The graph type is based on the variable type:

Province is categorical: use a bar chart [or pie chart].
Age is quantitative: use a histogram.
Income is quantitative: use a histogram.
Voting status is categorical: use a bar chart [or pie chart].
Party registration is categorical: use a bar chart [or pie chart].

Daily Question 3: Describing Quantitative Variables

Briefly describe the shape (symmetry, modality, and outliers) of this distribution.

Then, to describe the centre and spread of a distribution, you have some choice:

Use the mean and standard deviation.
Use the median and IQR.

Which of these two is most appropriate for the distribution above, and why?

Solution:

This distribution is [approximately] symmetric, bimodal, no outliers.

The mean and standard deviation is appropriate, because the distribution is symmetric.

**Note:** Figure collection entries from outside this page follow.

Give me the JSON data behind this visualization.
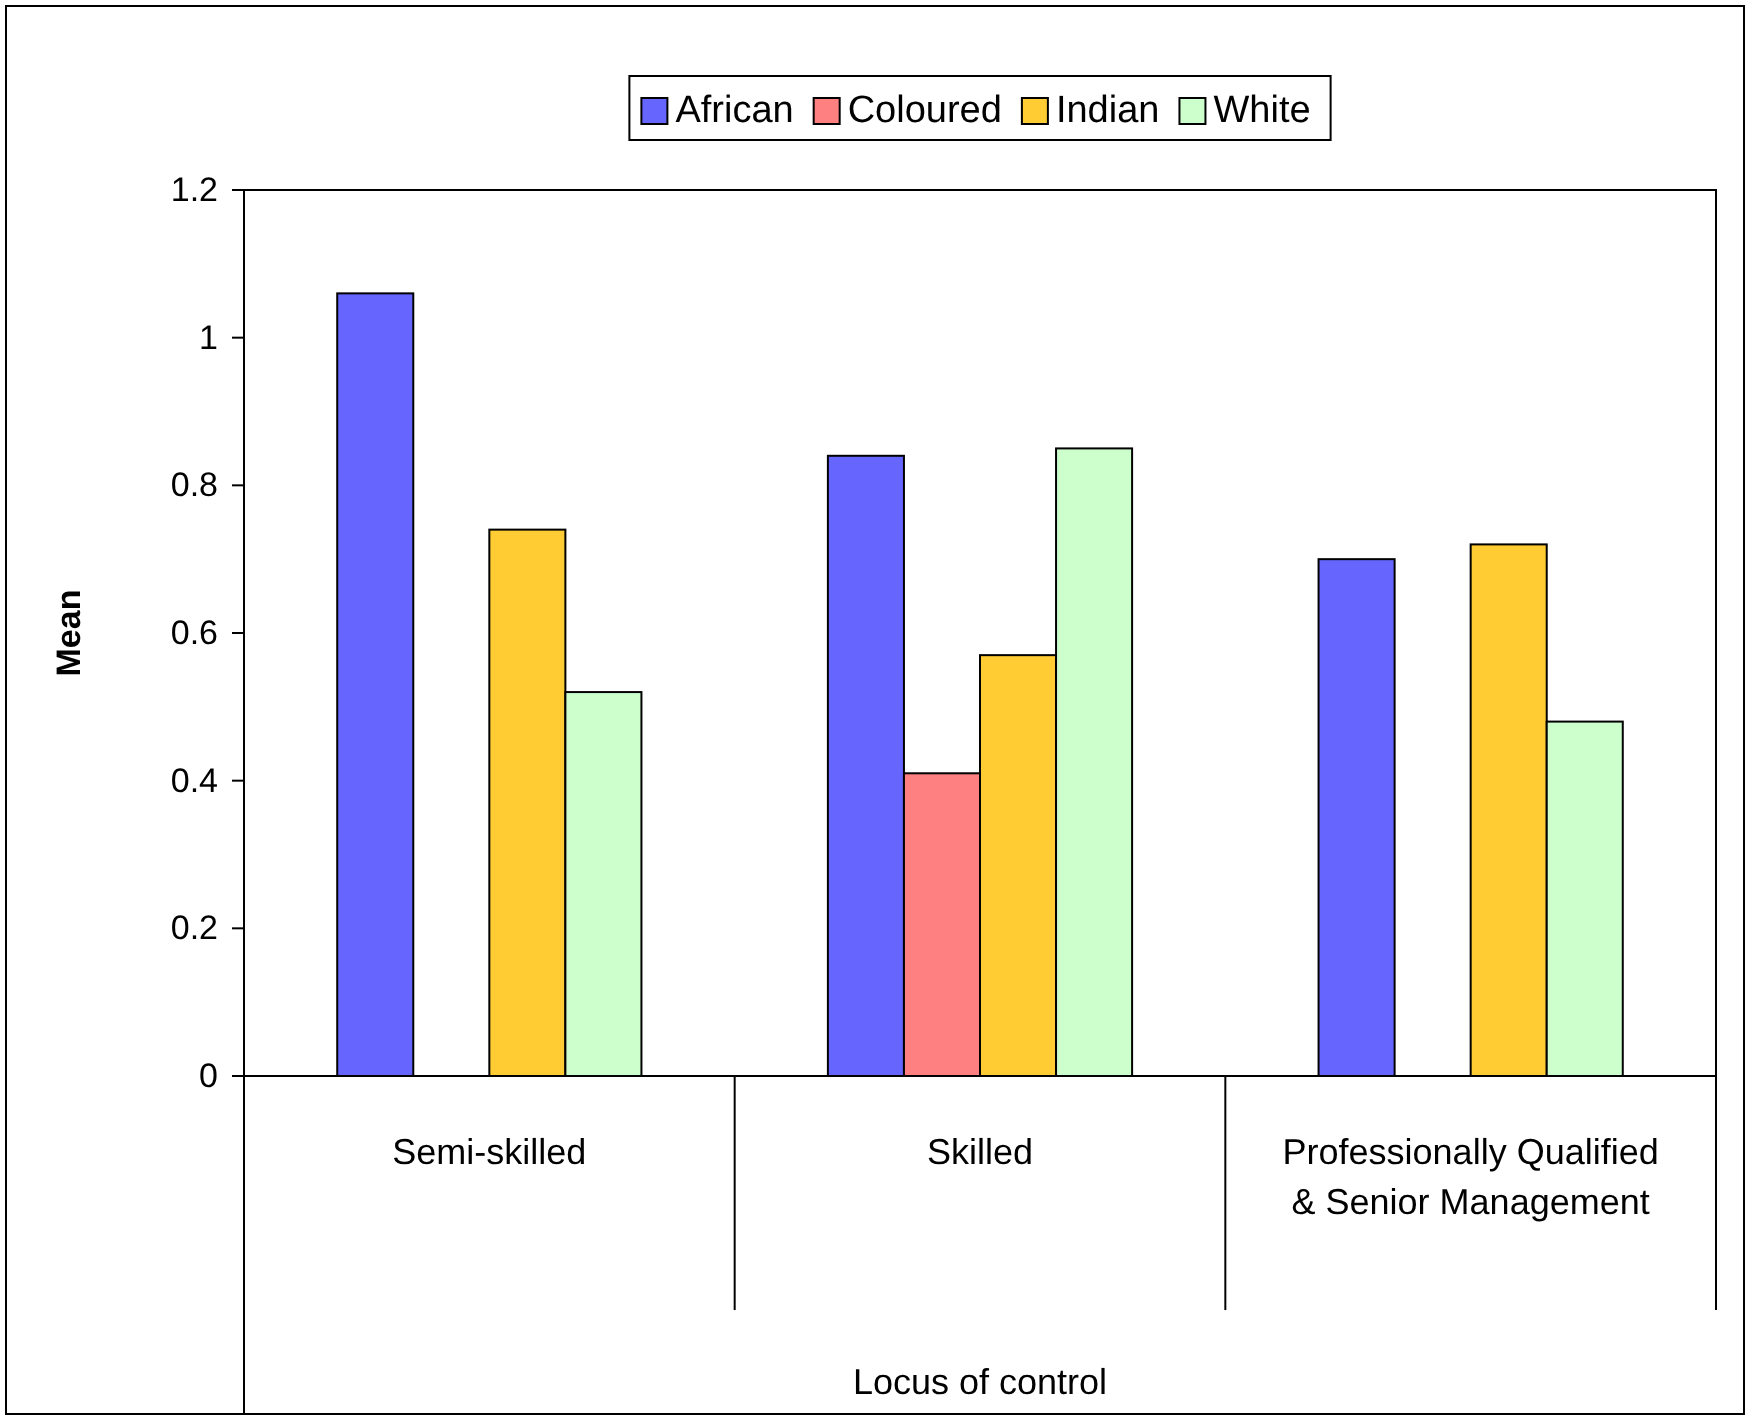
{
  "chart_data": {
    "type": "bar",
    "categories": [
      "Semi-skilled",
      "Skilled",
      "Professionally Qualified & Senior Management"
    ],
    "series": [
      {
        "name": "African",
        "color": "#6666ff",
        "values": [
          1.06,
          0.84,
          0.7
        ]
      },
      {
        "name": "Coloured",
        "color": "#ff8080",
        "values": [
          null,
          0.41,
          null
        ]
      },
      {
        "name": "Indian",
        "color": "#ffcc33",
        "values": [
          0.74,
          0.57,
          0.72
        ]
      },
      {
        "name": "White",
        "color": "#ccffcc",
        "values": [
          0.52,
          0.85,
          0.48
        ]
      }
    ],
    "xlabel": "Locus of control",
    "ylabel": "Mean",
    "ylim": [
      0,
      1.2
    ],
    "yticks": [
      0,
      0.2,
      0.4,
      0.6,
      0.8,
      1,
      1.2
    ],
    "legend": "top"
  }
}
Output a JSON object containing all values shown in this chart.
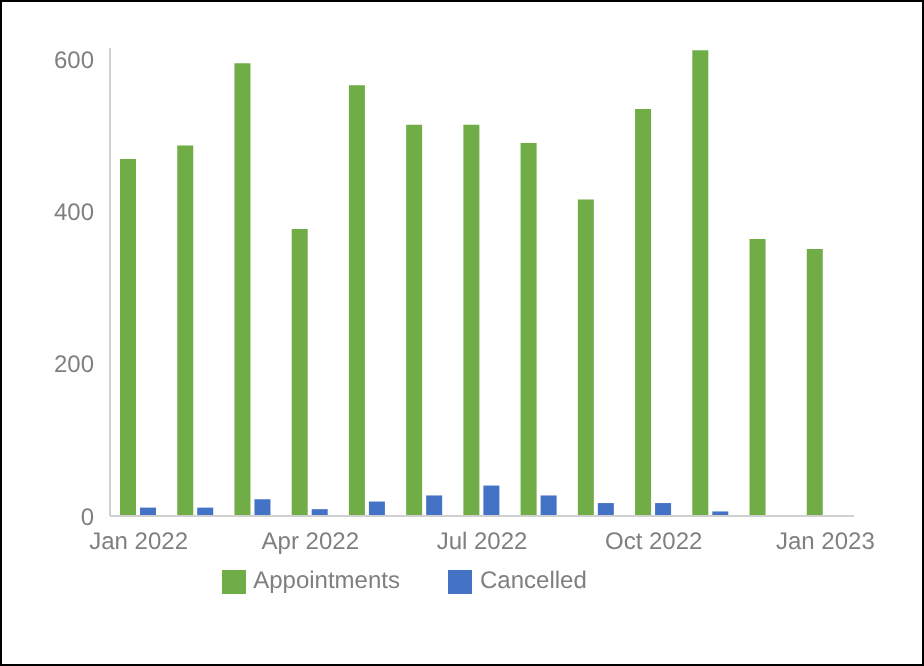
{
  "chart_data": {
    "type": "bar",
    "categories": [
      "Jan 2022",
      null,
      null,
      "Apr 2022",
      null,
      null,
      "Jul 2022",
      null,
      null,
      "Oct 2022",
      null,
      null,
      "Jan 2023"
    ],
    "series": [
      {
        "name": "Appointments",
        "color": "#70ad47",
        "values": [
          469,
          487,
          595,
          377,
          566,
          514,
          514,
          490,
          416,
          535,
          612,
          364,
          351
        ]
      },
      {
        "name": "Cancelled",
        "color": "#4472c4",
        "values": [
          11,
          11,
          22,
          9,
          19,
          27,
          40,
          27,
          17,
          17,
          6,
          null,
          null
        ]
      }
    ],
    "ylim": [
      0,
      615
    ],
    "yticks": [
      0,
      200,
      400,
      600
    ],
    "grid": false,
    "legend": "bottom"
  }
}
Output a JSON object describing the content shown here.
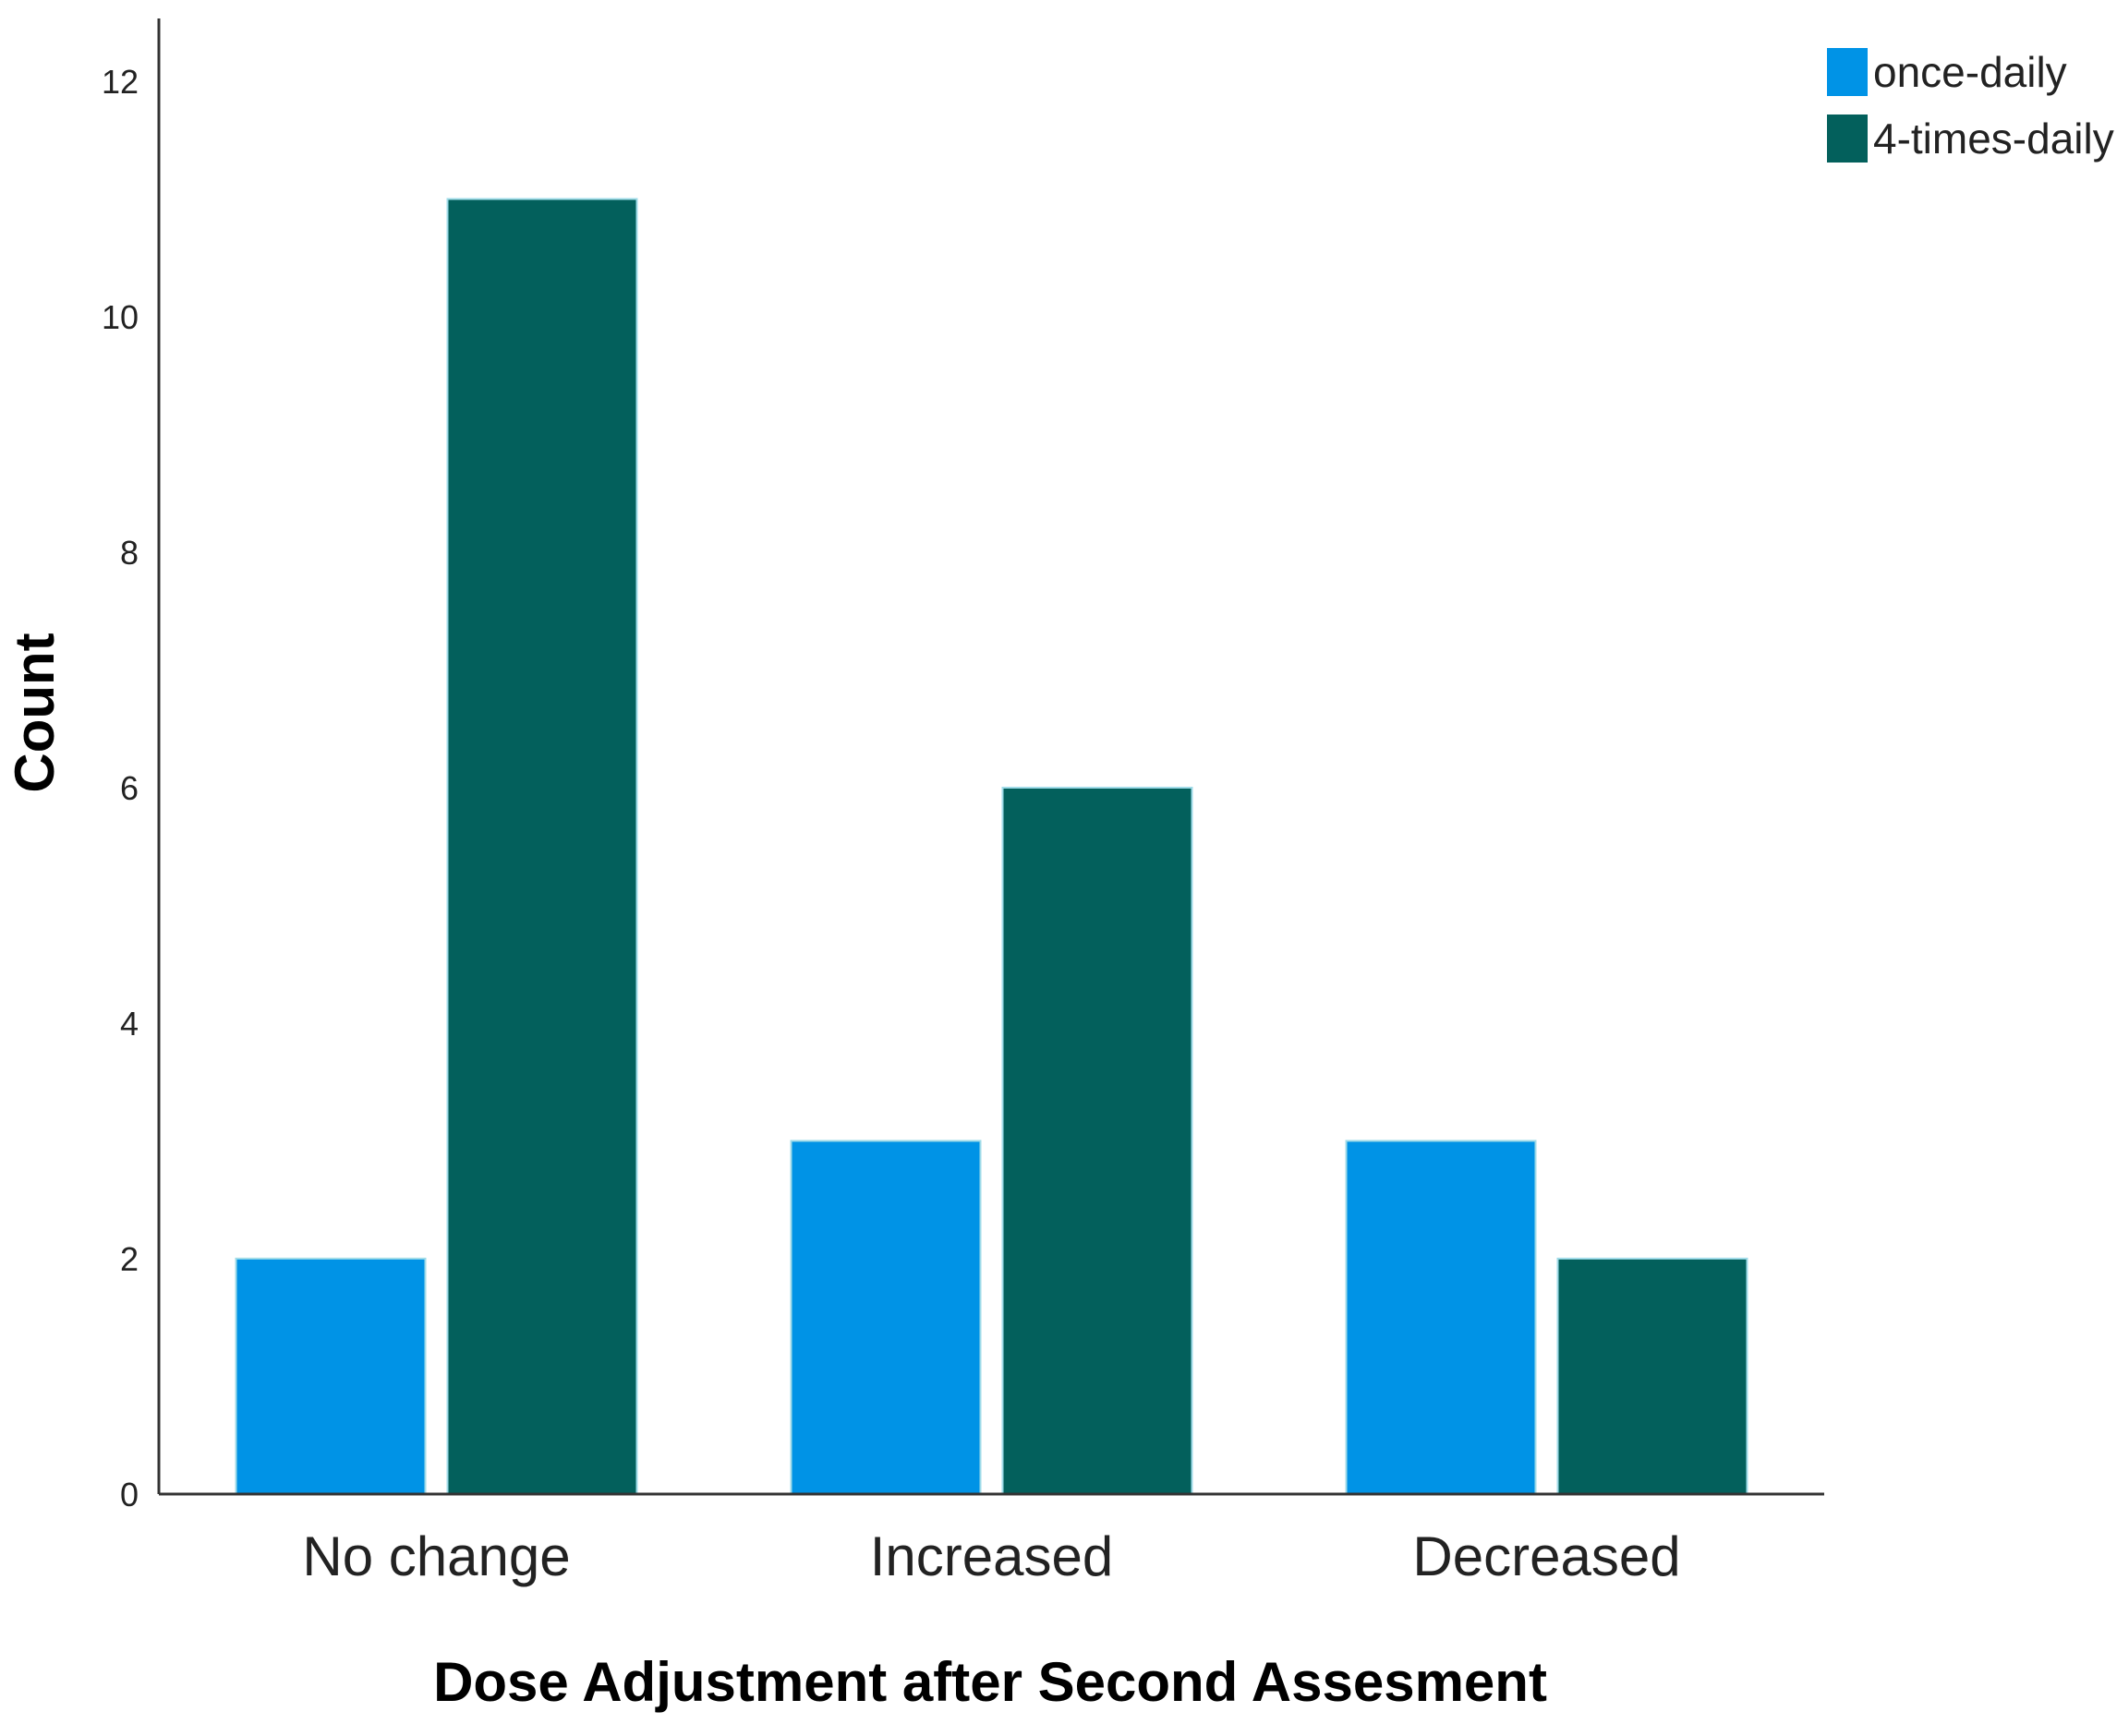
{
  "chart_data": {
    "type": "bar",
    "title": "",
    "xlabel": "Dose Adjustment after Second Assesment",
    "ylabel": "Count",
    "categories": [
      "No change",
      "Increased",
      "Decreased"
    ],
    "series": [
      {
        "name": "once-daily",
        "values": [
          2,
          3,
          3
        ],
        "color": "#0093E6"
      },
      {
        "name": "4-times-daily",
        "values": [
          11,
          6,
          2
        ],
        "color": "#03605C"
      }
    ],
    "ylim": [
      0,
      12.5
    ],
    "yticks": [
      0,
      2,
      4,
      6,
      8,
      10,
      12
    ],
    "grid": false,
    "legend_position": "top-right"
  }
}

Daily Question 4: Box Plots and Outliers

Which boxplot has the least spread? How did you determine that?

Solution:

Lettuce because its IQR (width of box) is smallest. (We usually use the IQR when the median is shown.)

[Also OK: Tomatoes since the range is smaller. The range is not often used, but it is still a valid measure of spread.]

Daily Question 5: Associations Between Quantitative Variables

Describe this scatterplot in terms of direction, form, strength and outliers.

Solution:

Positive, linear, strong relationship with no outliers.

[One may say that one or two of the upper-right could be outliers.]

Daily Question 6: Simple Linear Regression

How well does the population of a state predict the number of undergraduates?

The population and the number of undergraduates in each state are measured.

The least squared regression line is $\widehat{y} = -15057 + 0.05326x$.

Interpret the regression slope and intercept in full context of the problem.

Solution:

Intercept: The predicted number of undergraduates in a state with population 0 is $-15057$ students.

Slope: When the population of a state increases by 1 person, the predicted number of undergraduates increases by 0.05326 students.

Daily Question 7: More on Regression

Suppose that 15 random adults are asked their age and number of cats they've had in their life.

The fitted line plot and regression output are produced:

Are the assumptions for regression met?

Interpret the slope and intercept of the regression model in context.

We see that $r^2 = 84.62\%$. Interpret this in full context.

Solution:

Assumptions

Quantitative Variables Condition: The number of cats owned and age (years) are both quantitative. Good!

Straight Enough Condition: The scatter plot has no apparent bends and looks straight. Good!

No Outliers Condition: We don't see any observations with high/low x-values or high residual. Good!

Interpretations

The intercept: The predicted number of cats for a 0-year-old adult [which, of course, makes no physical sense] is 0.29 cats.

The slope: For each 1-year increase in age of adults, the predicted number of cats they've owned increases by 0.06 cats.

r-squared (84.62%): 84.62% of the variation observed in the number cats owned in this sample can be explained by the linear regression on age.